Teacha Dee meets James Bond - 'No Time To Die' Incorporates Rastafari Way
02/26/2021 by Gardy Stein
The new James Bond movie No Time To Die will not only present hot visuals shot in Jamaica, but will also feature a Jamaican artist. As was revealed this week by The Jamaica Gleaner, the song Rastafari Way, written and performed by Teacha Dee, was confirmed to be included in the 25th 007 film set for release on October 2021.
Asked how he feels about this achievement, the singer by the name of Damion Darrel Warren confides: "I can’t believe I am getting the same powerfully happy feeling all over again now that this news is out. I know Sam Gilly and the crew as well as Perfect Giddimani must be feeling the same way."
First released on Perfect's Giddimani Records label in 2016, this fine piece of music (also called The Horn Of Africa Riddim) was recorded by the Austrian House Of Riddim band consisting of Manfred Scheer, Herb Pirker, Parvez Syed, Lorenz Spritzendorfer, Martin Fischer, Markus Hoffmann and Sam Gilly.
The trio of Teacha Dee, Perfect Giddimani and House Of Riddim has worked together on several occasions before, releasing singles and playing on festivals, especially since Teacha Dee made Germany his permanent home (the artist has worked as a teacher in Jamaica before he chose the Rastafari way and focused on his musical career). What is happening now, though, is more than any of them could have imagined in their wildest dreams: "Ever since Sir David Rodigan played Rastafari Way on BBC 1Xtra, the whole team which includes House Of Riddim, Giddimani Records and I were excited and hoping that this song will do great things for us. This is why I even made it the title track of my second studio album in 2017. However, I believe none of us saw this movie placement coming!"
When the visuals of Rastafari Way were ready, Reggaeville premiered the video in August 2016, and by last summer it had reached a respectable 500,000 views - a number that is expected to rise now that the news is out! Considering the positive effects such a deal has for both the participating artists and for the whole Jamaican Reggae industry, it should be made compulsory for movie companies to promote the art and culture of the often exotic regions they film in.

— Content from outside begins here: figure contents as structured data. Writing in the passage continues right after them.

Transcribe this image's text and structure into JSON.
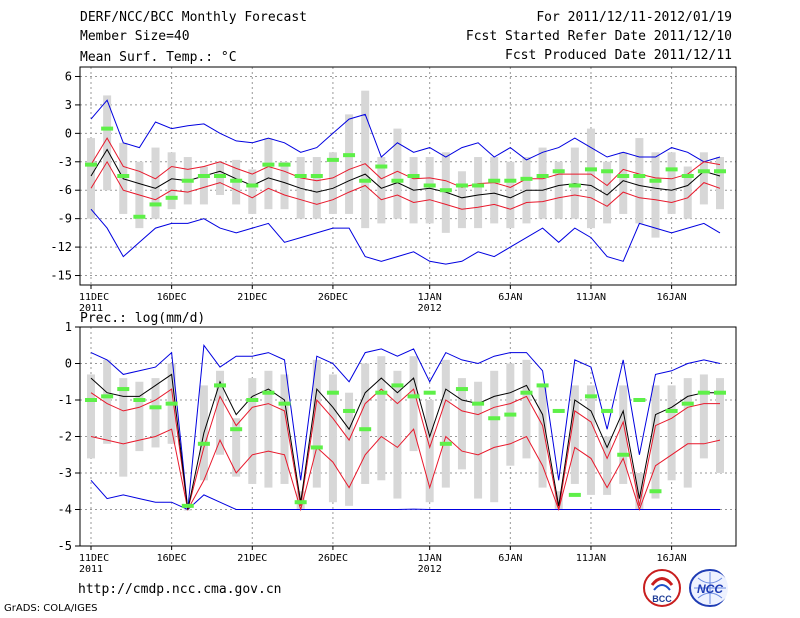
{
  "header": {
    "title": "DERF/NCC/BCC Monthly Forecast",
    "member_size": "Member Size=40",
    "period": "For 2011/12/11-2012/01/19",
    "started": "Fcst Started Refer Date 2011/12/10",
    "produced": "Fcst Produced Date 2011/12/11"
  },
  "footer": {
    "url": "http://cmdp.ncc.cma.gov.cn",
    "grads": "GrADS: COLA/IGES",
    "logo1": "BCC",
    "logo2": "NCC"
  },
  "colors": {
    "mean": "#000000",
    "spread": "#e8192c",
    "extreme": "#0000e0",
    "box": "#d7d7d7",
    "obs": "#5ef048"
  },
  "chart_data": [
    {
      "type": "line",
      "title": "Mean Surf. Temp.: °C",
      "ylim": [
        -16,
        7
      ],
      "yticks": [
        -15,
        -12,
        -9,
        -6,
        -3,
        0,
        3,
        6
      ],
      "xticks": [
        {
          "day": 0,
          "label": "11DEC",
          "sub": "2011"
        },
        {
          "day": 5,
          "label": "16DEC",
          "sub": ""
        },
        {
          "day": 10,
          "label": "21DEC",
          "sub": ""
        },
        {
          "day": 15,
          "label": "26DEC",
          "sub": ""
        },
        {
          "day": 21,
          "label": "1JAN",
          "sub": "2012"
        },
        {
          "day": 26,
          "label": "6JAN",
          "sub": ""
        },
        {
          "day": 31,
          "label": "11JAN",
          "sub": ""
        },
        {
          "day": 36,
          "label": "16JAN",
          "sub": ""
        }
      ],
      "days": 40,
      "series": [
        {
          "name": "mean",
          "values": [
            -4.5,
            -1.7,
            -4.8,
            -5.3,
            -5.8,
            -4.8,
            -5.0,
            -4.5,
            -4.0,
            -4.8,
            -5.5,
            -4.7,
            -5.2,
            -5.8,
            -6.2,
            -5.8,
            -5.0,
            -4.3,
            -5.8,
            -5.2,
            -6.0,
            -5.8,
            -6.2,
            -6.8,
            -6.5,
            -6.3,
            -6.8,
            -6.0,
            -6.0,
            -5.5,
            -5.3,
            -5.5,
            -6.5,
            -5.0,
            -5.5,
            -5.8,
            -6.0,
            -5.5,
            -4.0,
            -4.5
          ]
        },
        {
          "name": "spread_upper",
          "values": [
            -3.3,
            -0.5,
            -3.5,
            -4.0,
            -4.8,
            -3.5,
            -3.8,
            -3.5,
            -3.0,
            -3.7,
            -4.3,
            -3.5,
            -4.0,
            -4.7,
            -5.0,
            -4.7,
            -3.8,
            -3.2,
            -4.8,
            -4.0,
            -4.8,
            -4.7,
            -5.0,
            -5.7,
            -5.3,
            -5.2,
            -5.7,
            -4.8,
            -4.8,
            -4.3,
            -4.3,
            -4.3,
            -5.5,
            -3.8,
            -4.3,
            -4.7,
            -4.8,
            -4.3,
            -3.0,
            -3.3
          ]
        },
        {
          "name": "spread_lower",
          "values": [
            -5.8,
            -3.0,
            -6.0,
            -6.5,
            -7.0,
            -6.0,
            -6.2,
            -5.7,
            -5.2,
            -6.0,
            -6.8,
            -5.8,
            -6.5,
            -7.0,
            -7.5,
            -7.0,
            -6.2,
            -5.5,
            -7.0,
            -6.5,
            -7.3,
            -7.0,
            -7.5,
            -8.0,
            -7.8,
            -7.5,
            -8.0,
            -7.3,
            -7.2,
            -6.8,
            -6.5,
            -6.8,
            -7.7,
            -6.2,
            -6.8,
            -7.0,
            -7.3,
            -6.8,
            -5.2,
            -5.8
          ]
        },
        {
          "name": "max",
          "values": [
            1.5,
            3.5,
            -1.0,
            -1.5,
            1.2,
            0.5,
            0.8,
            1.0,
            0.0,
            -0.8,
            -1.0,
            -0.5,
            -1.0,
            -2.0,
            -1.5,
            0.0,
            1.5,
            2.0,
            -2.5,
            -1.0,
            -2.0,
            -1.5,
            -2.5,
            -1.5,
            -1.0,
            -2.5,
            -1.5,
            -2.8,
            -2.0,
            -1.5,
            -0.5,
            -1.5,
            -2.5,
            -2.0,
            -2.5,
            -2.5,
            -1.5,
            -2.0,
            -3.0,
            -2.5
          ]
        },
        {
          "name": "min",
          "values": [
            -8.0,
            -10.0,
            -13.0,
            -11.5,
            -10.0,
            -9.5,
            -9.5,
            -9.0,
            -10.0,
            -10.5,
            -10.0,
            -9.5,
            -11.5,
            -11.0,
            -10.5,
            -10.0,
            -10.0,
            -13.0,
            -13.5,
            -13.0,
            -12.5,
            -13.5,
            -13.8,
            -13.5,
            -12.5,
            -13.0,
            -12.0,
            -11.0,
            -10.0,
            -11.5,
            -10.0,
            -11.0,
            -13.0,
            -13.5,
            -9.5,
            -10.0,
            -10.5,
            -10.0,
            -9.5,
            -10.5
          ]
        },
        {
          "name": "box_top",
          "values": [
            -0.5,
            4.0,
            -1.0,
            -3.0,
            -1.5,
            -2.0,
            -2.5,
            -3.5,
            -3.0,
            -2.8,
            -3.8,
            -0.5,
            -3.0,
            -2.5,
            -2.5,
            -2.0,
            2.0,
            4.5,
            -2.5,
            0.5,
            -2.5,
            -2.5,
            -2.0,
            -4.0,
            -2.5,
            -2.5,
            -3.0,
            -2.5,
            -1.5,
            -3.0,
            -1.5,
            0.5,
            -3.0,
            -2.0,
            -0.5,
            -2.0,
            -2.0,
            -3.5,
            -2.0,
            -2.5
          ]
        },
        {
          "name": "box_bottom",
          "values": [
            -9.0,
            -6.0,
            -8.5,
            -10.0,
            -9.0,
            -8.0,
            -7.5,
            -7.5,
            -6.5,
            -7.5,
            -8.5,
            -8.0,
            -8.0,
            -9.0,
            -9.0,
            -8.5,
            -8.5,
            -10.0,
            -9.5,
            -9.0,
            -9.5,
            -9.5,
            -10.5,
            -10.0,
            -10.0,
            -9.5,
            -10.0,
            -9.5,
            -9.0,
            -9.0,
            -9.0,
            -10.0,
            -9.5,
            -8.5,
            -9.5,
            -11.0,
            -8.5,
            -9.0,
            -7.5,
            -8.0
          ]
        },
        {
          "name": "obs",
          "values": [
            -3.3,
            0.5,
            -4.5,
            -8.8,
            -7.5,
            -6.8,
            -5.0,
            -4.5,
            -4.5,
            -5.0,
            -5.5,
            -3.3,
            -3.3,
            -4.5,
            -4.5,
            -2.8,
            -2.3,
            -5.0,
            -3.5,
            -5.0,
            -4.5,
            -5.5,
            -6.0,
            -5.5,
            -5.5,
            -5.0,
            -5.0,
            -4.8,
            -4.5,
            -4.0,
            -5.5,
            -3.8,
            -4.0,
            -4.5,
            -4.5,
            -5.0,
            -3.8,
            -4.5,
            -4.0,
            -4.0
          ]
        }
      ]
    },
    {
      "type": "line",
      "title": "Prec.: log(mm/d)",
      "ylim": [
        -5,
        1
      ],
      "yticks": [
        -5,
        -4,
        -3,
        -2,
        -1,
        0,
        1
      ],
      "xticks": [
        {
          "day": 0,
          "label": "11DEC",
          "sub": "2011"
        },
        {
          "day": 5,
          "label": "16DEC",
          "sub": ""
        },
        {
          "day": 10,
          "label": "21DEC",
          "sub": ""
        },
        {
          "day": 15,
          "label": "26DEC",
          "sub": ""
        },
        {
          "day": 21,
          "label": "1JAN",
          "sub": "2012"
        },
        {
          "day": 26,
          "label": "6JAN",
          "sub": ""
        },
        {
          "day": 31,
          "label": "11JAN",
          "sub": ""
        },
        {
          "day": 36,
          "label": "16JAN",
          "sub": ""
        }
      ],
      "days": 40,
      "series": [
        {
          "name": "mean",
          "values": [
            -0.4,
            -0.8,
            -0.9,
            -0.9,
            -0.6,
            -0.3,
            -4.0,
            -1.9,
            -0.5,
            -1.4,
            -0.9,
            -0.7,
            -1.0,
            -3.8,
            -0.7,
            -1.2,
            -1.8,
            -0.8,
            -0.4,
            -0.8,
            -0.4,
            -2.0,
            -0.7,
            -1.0,
            -1.1,
            -0.9,
            -0.8,
            -0.6,
            -1.4,
            -3.9,
            -1.0,
            -1.3,
            -2.3,
            -1.3,
            -3.7,
            -1.4,
            -1.2,
            -0.9,
            -0.8,
            -0.8
          ]
        },
        {
          "name": "spread_upper",
          "values": [
            -0.8,
            -1.1,
            -1.3,
            -1.2,
            -1.0,
            -0.7,
            -4.0,
            -2.3,
            -0.9,
            -1.7,
            -1.2,
            -1.1,
            -1.3,
            -3.9,
            -1.0,
            -1.5,
            -2.1,
            -1.1,
            -0.7,
            -1.1,
            -0.7,
            -2.3,
            -1.0,
            -1.3,
            -1.4,
            -1.2,
            -1.1,
            -0.9,
            -1.7,
            -4.0,
            -1.3,
            -1.6,
            -2.6,
            -1.6,
            -3.9,
            -1.7,
            -1.5,
            -1.2,
            -1.1,
            -1.1
          ]
        },
        {
          "name": "spread_lower",
          "values": [
            -2.0,
            -2.1,
            -2.2,
            -2.1,
            -2.0,
            -1.8,
            -4.0,
            -3.2,
            -2.1,
            -3.0,
            -2.5,
            -2.4,
            -2.5,
            -4.0,
            -2.3,
            -2.7,
            -3.4,
            -2.5,
            -2.0,
            -2.3,
            -1.8,
            -3.4,
            -2.0,
            -2.4,
            -2.5,
            -2.3,
            -2.2,
            -2.0,
            -2.8,
            -4.0,
            -2.3,
            -2.6,
            -3.4,
            -2.6,
            -4.0,
            -2.8,
            -2.5,
            -2.2,
            -2.2,
            -2.1
          ]
        },
        {
          "name": "max",
          "values": [
            0.3,
            0.1,
            -0.3,
            -0.2,
            -0.1,
            0.3,
            -4.0,
            0.5,
            -0.1,
            0.2,
            0.2,
            0.3,
            0.1,
            -3.2,
            0.2,
            0.0,
            -0.5,
            0.3,
            0.4,
            0.2,
            0.4,
            -0.5,
            0.3,
            0.1,
            0.0,
            0.2,
            0.3,
            0.3,
            -0.2,
            -3.2,
            0.1,
            -0.1,
            -1.8,
            0.1,
            -2.5,
            -0.3,
            -0.2,
            0.0,
            0.1,
            0.0
          ]
        },
        {
          "name": "min",
          "values": [
            -3.2,
            -3.7,
            -3.6,
            -3.7,
            -3.8,
            -3.8,
            -4.0,
            -3.6,
            -3.8,
            -4.0,
            -4.0,
            -4.0,
            -4.0,
            -4.0,
            -4.0,
            -4.0,
            -4.0,
            -4.0,
            -4.0,
            -4.0,
            -3.99,
            -4.0,
            -4.0,
            -4.0,
            -4.0,
            -4.0,
            -4.0,
            -4.0,
            -4.0,
            -4.0,
            -4.0,
            -4.0,
            -4.0,
            -4.0,
            -4.0,
            -4.0,
            -4.0,
            -4.0,
            -4.0,
            -4.0
          ]
        },
        {
          "name": "box_top",
          "values": [
            -0.3,
            0.1,
            -0.4,
            -0.5,
            -0.4,
            0.0,
            -4.0,
            -0.6,
            -0.2,
            -1.5,
            -0.4,
            -0.2,
            -0.3,
            -3.5,
            0.1,
            -0.3,
            -0.8,
            0.0,
            0.2,
            -0.2,
            0.2,
            -1.0,
            0.1,
            -0.4,
            -0.5,
            -0.2,
            0.0,
            0.1,
            -0.6,
            -3.5,
            -0.6,
            -0.6,
            -2.0,
            -0.6,
            -3.0,
            -0.6,
            -0.6,
            -0.4,
            -0.3,
            -0.4
          ]
        },
        {
          "name": "box_bottom",
          "values": [
            -2.6,
            -2.2,
            -3.1,
            -2.4,
            -2.3,
            -2.2,
            -4.0,
            -3.2,
            -2.5,
            -3.1,
            -3.3,
            -3.4,
            -3.3,
            -4.0,
            -3.4,
            -3.8,
            -3.9,
            -3.3,
            -3.2,
            -3.7,
            -2.4,
            -3.8,
            -3.4,
            -2.9,
            -3.7,
            -3.8,
            -2.8,
            -2.6,
            -3.4,
            -4.0,
            -3.3,
            -3.6,
            -3.6,
            -3.3,
            -4.0,
            -3.7,
            -3.2,
            -3.4,
            -2.6,
            -3.0
          ]
        },
        {
          "name": "obs",
          "values": [
            -1.0,
            -0.9,
            -0.7,
            -1.0,
            -1.2,
            -1.1,
            -3.9,
            -2.2,
            -0.6,
            -1.8,
            -1.0,
            -0.8,
            -1.1,
            -3.8,
            -2.3,
            -0.8,
            -1.3,
            -1.8,
            -0.8,
            -0.6,
            -0.9,
            -0.8,
            -2.2,
            -0.7,
            -1.1,
            -1.5,
            -1.4,
            -0.8,
            -0.6,
            -1.3,
            -3.6,
            -0.9,
            -1.3,
            -2.5,
            -1.0,
            -3.5,
            -1.3,
            -1.1,
            -0.8,
            -0.8
          ]
        }
      ]
    }
  ]
}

While we will have to wait a couple of months before we can experience the combined splendour of movie and music, Teacha Dee's gratitude is immediate: "I would like to big up Sam Gilly and the House Of Riddim team, along with Perfect Giddimani and Giddimani Records, as well as all online media houses who have helped us to present the world with this now historic reggae song Rastafari Way."